Don’t stone the messenger, rather tell us your stories
Attacks on j ournalists during protests are increasing and getting more violent every year. Both physical and ideological, they come from several sources: police, the government and ruling party, protesters and now private security companies at the universities.
Service delivery protests have been in full force more or less since the fall of apartheid. The protesters use violence to attract the media and so draw the attention of government to their plight. But they also often turn on members of the media.
There have been incidents of violence against journalists, perpetrated by police officers and private security firms brought in by universities during #FeesMustFall protests. Students also launch ideological attacks on the media, as witnessed at a recent meet- ing in Johannesburg of academics, parents and residents.
One student raged at the media for only being there for “the fire” (arson attacks) and damage to property but not being present to report on the factors that have led to the protests. These factors include hungry students sleeping in libraries because they can’t afford accommodation, exorbitant rentals being charged in Hillbrow, unemployed parents who can’t give them money for registration, let alone books, and an alienating institutional culture.
The bleat from the left wing is that the media is neoliberal, bourgeois, profit-driven and ghoulish about arson and property being destroyed at the “elite” universities. Whatever the merits or demerits of this argument, no student has physically attacked a member of the media during these student protests — so far. May it stay that way.
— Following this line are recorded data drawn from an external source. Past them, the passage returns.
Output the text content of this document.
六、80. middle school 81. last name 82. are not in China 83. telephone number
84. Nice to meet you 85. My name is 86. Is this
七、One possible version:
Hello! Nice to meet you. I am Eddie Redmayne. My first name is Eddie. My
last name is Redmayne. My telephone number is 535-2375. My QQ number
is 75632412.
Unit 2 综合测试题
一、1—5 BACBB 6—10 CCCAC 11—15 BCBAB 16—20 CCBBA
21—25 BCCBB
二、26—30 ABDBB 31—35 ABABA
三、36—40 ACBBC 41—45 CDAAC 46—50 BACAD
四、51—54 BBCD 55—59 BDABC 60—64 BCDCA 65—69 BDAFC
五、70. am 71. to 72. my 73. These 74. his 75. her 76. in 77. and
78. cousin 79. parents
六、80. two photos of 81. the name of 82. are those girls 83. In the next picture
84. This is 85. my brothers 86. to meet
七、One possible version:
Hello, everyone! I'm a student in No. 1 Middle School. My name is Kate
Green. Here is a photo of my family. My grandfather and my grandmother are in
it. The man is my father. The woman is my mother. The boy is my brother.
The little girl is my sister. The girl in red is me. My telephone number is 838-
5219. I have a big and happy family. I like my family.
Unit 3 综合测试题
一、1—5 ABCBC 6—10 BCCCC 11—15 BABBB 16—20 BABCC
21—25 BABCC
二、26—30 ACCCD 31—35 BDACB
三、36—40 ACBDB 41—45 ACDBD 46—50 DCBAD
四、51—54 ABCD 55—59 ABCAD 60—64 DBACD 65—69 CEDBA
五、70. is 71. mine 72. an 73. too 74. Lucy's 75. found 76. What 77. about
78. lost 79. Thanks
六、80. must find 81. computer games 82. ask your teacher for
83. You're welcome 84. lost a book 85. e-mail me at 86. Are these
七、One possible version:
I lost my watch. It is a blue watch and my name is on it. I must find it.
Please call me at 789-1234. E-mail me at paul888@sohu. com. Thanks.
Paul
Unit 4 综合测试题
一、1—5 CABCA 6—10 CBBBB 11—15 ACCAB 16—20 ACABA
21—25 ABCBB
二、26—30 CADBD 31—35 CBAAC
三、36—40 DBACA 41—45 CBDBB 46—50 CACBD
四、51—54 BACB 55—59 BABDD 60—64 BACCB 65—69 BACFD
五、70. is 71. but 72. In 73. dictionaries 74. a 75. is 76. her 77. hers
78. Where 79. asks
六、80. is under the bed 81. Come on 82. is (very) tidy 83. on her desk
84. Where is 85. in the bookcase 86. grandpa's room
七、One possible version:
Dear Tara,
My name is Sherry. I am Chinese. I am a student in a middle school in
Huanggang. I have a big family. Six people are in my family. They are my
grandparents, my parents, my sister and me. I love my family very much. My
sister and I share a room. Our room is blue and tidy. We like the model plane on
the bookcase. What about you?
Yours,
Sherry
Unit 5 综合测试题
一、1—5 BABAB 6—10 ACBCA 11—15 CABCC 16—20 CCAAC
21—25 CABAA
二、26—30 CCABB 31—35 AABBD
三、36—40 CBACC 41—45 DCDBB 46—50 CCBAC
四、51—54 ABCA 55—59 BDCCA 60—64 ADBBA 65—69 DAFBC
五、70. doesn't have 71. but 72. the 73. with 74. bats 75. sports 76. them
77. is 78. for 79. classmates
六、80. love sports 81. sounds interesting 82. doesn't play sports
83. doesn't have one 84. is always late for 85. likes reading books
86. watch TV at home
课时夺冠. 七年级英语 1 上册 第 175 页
The South African National Editors’ Forum (Sanef) has, for a few years now, said that research must be done on why service delivery protesters attack journalists: they grab cameras and sometimes even stone and assault reporters who are doing their jobs. But there is no funding to devote to such a study. Sanef also said that perhaps it is necessary to sit down with people and explain what reporters do and why — what their function is in a democracy.
Some journalists say that when they get to know activists before the protests start, they are welcomed by residents and even protected during any violence.
But can today’s staff-depleted newsrooms afford this “luxury” of sending out reporters to get to know the people?
What we do know from reporters on the ground is that protesters incorrectly believe the footage could be used against them in courts. They don’t know that journalists generally don’t hand over their footage to the authorities.
That’s why photographers and television broadcast journalists are most vulnerable compared with, say, a print journalist who displays just a pen and notebook.
The number of photographers who have had their pictures destroyed grows higher each year — and the culprits include the police.
Meanwhile, last week a major vic- tory for media freedom of expression and for the public’s right to know occurred when Sanef, Primedia and civil society organisations won their appeal in the Supreme Court of Appeal to declare the censoring of the commotion at the opening of Parliament in February 2015 as unconstitutional. Remember the signal jamming when Economic Freedom Fighters members were assaulted?
The winning argument was that this was a violation of the right of the public to be fully informed of proceedings in the House. Signal jamming was patently unlawful.
As journalists get beaten up and their footage and images destroyed, there could be another showdown looming and a court ruling that may stipulate that police are unlawful in their assaults.
What is also worth noting is that those who have access to the media and to the courts have the resources to gain such victories. But what about someone like Michael Tshele, a freelance photographer who worked for Leseding News and online daily newspaper Kormorant, who was shot dead by police in January 2014?
Tshele was taking pictures of broken water pipes in Mothutlung near Brits in the North West Province during service delivery protests.
“He only had a camera,” activist Solly Setlale said in 2014. “There was no stone in his hand. The only threat he posed was that his camera was recording evidence of what the police were doing.” His death went by quietly. Now, in October 2016, as the #FeesMustFall movement splits into factions according to divergent tactics as well as who leads and who has power, the message to students should be: don’t rage against the media, rather tell them your stories.
Maybe, as some research shows, violence is now embedded in our protest culture. But this argument lacks imagination. As for protesters who complain about the “bourgeois media”, are they actually contacting journalists with their stories?